Les comptes qui ne sont pas des salariés
Ce sont eux qui posent problème, parce que personne ne signale leur départ. Un employé qui s’en va est annoncé par les ressources humaines ; un mandataire dont le contrat s’est terminé en silence garde son accès jusqu’à ce que quelqu’un s’en aperçoive.
Les personnes extérieures
Un mandataire, un auditeur, un client sur un projet commun.
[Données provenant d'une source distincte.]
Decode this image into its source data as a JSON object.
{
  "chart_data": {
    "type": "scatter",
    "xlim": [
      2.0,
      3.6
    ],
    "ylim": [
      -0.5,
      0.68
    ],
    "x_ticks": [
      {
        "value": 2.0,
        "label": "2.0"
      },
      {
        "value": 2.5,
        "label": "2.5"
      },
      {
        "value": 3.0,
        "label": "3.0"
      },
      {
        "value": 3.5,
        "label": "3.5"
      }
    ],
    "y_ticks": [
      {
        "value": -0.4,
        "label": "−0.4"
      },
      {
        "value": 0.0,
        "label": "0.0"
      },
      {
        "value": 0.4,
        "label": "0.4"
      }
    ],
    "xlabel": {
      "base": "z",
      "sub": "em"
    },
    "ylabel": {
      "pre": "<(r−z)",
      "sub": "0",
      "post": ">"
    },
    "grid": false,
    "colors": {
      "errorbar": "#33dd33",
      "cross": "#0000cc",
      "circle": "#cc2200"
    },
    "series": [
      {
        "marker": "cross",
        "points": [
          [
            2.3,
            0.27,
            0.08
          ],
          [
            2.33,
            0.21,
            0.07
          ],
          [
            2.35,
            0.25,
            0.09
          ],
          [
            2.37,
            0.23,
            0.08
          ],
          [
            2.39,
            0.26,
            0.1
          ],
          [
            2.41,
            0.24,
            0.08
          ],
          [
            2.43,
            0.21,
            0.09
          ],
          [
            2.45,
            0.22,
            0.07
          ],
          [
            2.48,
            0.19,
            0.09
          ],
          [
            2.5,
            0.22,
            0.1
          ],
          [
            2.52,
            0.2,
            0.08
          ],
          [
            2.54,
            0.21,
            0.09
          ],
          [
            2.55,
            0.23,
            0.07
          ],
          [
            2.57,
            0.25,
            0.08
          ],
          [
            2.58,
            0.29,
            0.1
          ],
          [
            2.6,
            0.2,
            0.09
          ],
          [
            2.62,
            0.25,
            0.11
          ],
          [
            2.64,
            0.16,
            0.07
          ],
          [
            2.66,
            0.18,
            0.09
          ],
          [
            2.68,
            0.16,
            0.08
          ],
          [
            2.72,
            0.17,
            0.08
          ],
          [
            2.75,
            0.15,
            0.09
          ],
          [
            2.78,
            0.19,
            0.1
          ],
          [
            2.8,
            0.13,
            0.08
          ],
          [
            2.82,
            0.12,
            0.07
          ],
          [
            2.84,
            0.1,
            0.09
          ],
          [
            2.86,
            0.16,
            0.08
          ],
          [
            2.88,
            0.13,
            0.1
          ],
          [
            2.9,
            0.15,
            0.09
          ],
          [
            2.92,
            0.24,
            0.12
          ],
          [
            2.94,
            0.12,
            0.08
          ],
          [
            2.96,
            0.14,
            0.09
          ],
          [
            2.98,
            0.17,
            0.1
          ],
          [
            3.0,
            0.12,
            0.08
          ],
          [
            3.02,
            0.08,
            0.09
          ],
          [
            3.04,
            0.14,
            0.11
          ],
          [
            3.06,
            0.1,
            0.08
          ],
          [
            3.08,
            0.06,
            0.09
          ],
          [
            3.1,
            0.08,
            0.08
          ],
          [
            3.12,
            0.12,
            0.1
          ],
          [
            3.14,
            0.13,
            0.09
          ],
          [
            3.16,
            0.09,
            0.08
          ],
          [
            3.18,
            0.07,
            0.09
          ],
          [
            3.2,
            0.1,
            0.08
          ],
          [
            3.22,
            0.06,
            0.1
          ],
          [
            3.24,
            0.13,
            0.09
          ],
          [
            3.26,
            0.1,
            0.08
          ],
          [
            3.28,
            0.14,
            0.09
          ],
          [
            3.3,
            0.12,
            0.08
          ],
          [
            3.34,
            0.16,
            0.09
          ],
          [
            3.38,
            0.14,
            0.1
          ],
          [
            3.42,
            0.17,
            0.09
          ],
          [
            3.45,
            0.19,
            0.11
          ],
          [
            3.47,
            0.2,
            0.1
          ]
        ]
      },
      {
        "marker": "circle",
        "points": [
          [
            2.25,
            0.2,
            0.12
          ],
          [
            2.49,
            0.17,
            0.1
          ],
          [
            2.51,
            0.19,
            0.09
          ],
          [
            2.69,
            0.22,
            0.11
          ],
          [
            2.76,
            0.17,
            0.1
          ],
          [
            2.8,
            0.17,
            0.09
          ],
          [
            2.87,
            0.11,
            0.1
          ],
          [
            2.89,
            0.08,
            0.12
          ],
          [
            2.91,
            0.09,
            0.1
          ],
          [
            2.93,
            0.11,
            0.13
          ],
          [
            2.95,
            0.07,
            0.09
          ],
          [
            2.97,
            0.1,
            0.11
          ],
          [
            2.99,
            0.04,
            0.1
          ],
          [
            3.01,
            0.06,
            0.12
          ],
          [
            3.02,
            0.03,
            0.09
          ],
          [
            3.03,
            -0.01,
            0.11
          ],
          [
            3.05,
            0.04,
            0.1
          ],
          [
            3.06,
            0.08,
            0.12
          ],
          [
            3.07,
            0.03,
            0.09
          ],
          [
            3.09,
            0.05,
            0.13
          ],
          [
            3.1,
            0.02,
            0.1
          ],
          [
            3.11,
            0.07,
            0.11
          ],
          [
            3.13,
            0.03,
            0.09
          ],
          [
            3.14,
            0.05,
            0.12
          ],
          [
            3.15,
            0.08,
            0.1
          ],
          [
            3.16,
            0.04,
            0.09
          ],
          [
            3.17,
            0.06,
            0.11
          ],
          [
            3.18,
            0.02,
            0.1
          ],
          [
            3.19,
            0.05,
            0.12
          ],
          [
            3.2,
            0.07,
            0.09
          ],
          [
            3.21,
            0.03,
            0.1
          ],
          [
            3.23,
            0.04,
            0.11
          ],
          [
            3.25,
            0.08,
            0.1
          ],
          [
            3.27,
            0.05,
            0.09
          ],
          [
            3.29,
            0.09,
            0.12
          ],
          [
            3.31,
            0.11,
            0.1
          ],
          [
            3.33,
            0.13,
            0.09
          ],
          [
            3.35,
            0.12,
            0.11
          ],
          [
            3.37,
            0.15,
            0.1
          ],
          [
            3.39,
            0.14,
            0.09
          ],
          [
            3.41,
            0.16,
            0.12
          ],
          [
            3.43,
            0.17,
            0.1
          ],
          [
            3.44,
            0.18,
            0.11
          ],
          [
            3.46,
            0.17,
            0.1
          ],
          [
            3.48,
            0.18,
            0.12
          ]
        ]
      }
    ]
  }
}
Ils entrent avec leur propre compte, sans que vous ayez à leur en créer un, et chaque invitation peut porter une date de fin.
Ce qui se règle : qui a le droit d’inviter, vers quoi, et ce qui se passe à la date prévue.
Les applications qui se connectent seules
Une sauvegarde qui lit des boîtes aux lettres, un connecteur qui écrit dans un site, un automate qui envoie des factures. Ils portent souvent des droits très larges, et un secret qui n’expire jamais.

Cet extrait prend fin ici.